System randomly freezes or crashes to the login screen, glitches until rebooted

Approximately once every 1 to 3 days of uptime, the system experiences a sudden and inexplicable crash: The image completely freezes in place, although unlike similar crashes in the past I can keep moving the mouse pointer around. A few seconds afterward, I find myself in a black console… and a few seconds after that, I’m back at the login screen. If I attempt to log back in however, the image either freezes again or desktop effects are no longer working without any error message as to why. Not even forcefully restarting X11 (control + alt + backspace twice) fixes the remaining glitches, and the only way to truly recover the system is to also reboot.

Although the crashes are completely random, I vaguely get the impression they might be happening when an event triggers certain desktop effects. Several times the crash occurred as a system tray notification popped up, whereas just now the system crashed while I was switching desktops in the middle of the desktop cube animation. Certain games might also have a probability of causing this.

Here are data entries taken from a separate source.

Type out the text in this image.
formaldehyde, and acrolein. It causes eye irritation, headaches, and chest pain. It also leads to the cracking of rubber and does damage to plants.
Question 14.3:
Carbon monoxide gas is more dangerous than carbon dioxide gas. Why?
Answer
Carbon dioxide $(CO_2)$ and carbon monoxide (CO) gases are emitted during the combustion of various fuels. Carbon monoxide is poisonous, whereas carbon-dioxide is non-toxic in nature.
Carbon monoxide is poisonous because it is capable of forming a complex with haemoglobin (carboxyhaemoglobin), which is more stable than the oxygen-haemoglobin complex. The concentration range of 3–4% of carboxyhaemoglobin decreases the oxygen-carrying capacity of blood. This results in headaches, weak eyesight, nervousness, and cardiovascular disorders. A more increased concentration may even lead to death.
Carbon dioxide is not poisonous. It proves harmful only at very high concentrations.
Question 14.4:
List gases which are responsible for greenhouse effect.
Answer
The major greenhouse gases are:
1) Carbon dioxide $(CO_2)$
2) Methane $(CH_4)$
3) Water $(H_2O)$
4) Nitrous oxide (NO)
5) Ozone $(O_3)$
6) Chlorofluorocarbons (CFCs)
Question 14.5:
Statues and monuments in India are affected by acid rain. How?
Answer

I use the free video drivers and default system packages, all latest versions of openSUSE Tumbleweed. My card is a Radeon R7 370, GCN 1.0 on RadeonSI.

This continues to be a huge issue with the latest Tumbleweed packages! The system now freezes and crashes on a hourly basis. It’s likely something triggering a GPU crash, as it only seems to happen the moment certain desktop effects occur or given panels pop up; Even bringing up the taskbar (from auto-hide) or clicking the arrow which expands the system tray can cause it.

The only way to recover the system without restarting is to immediately hit “control + alt + backspace” to kill x11 once noticing the freeze, before it has time to become permanent or the glitches I mentioned take place. Can anyone else confirm this please, and let us know whether a solution is being worked on?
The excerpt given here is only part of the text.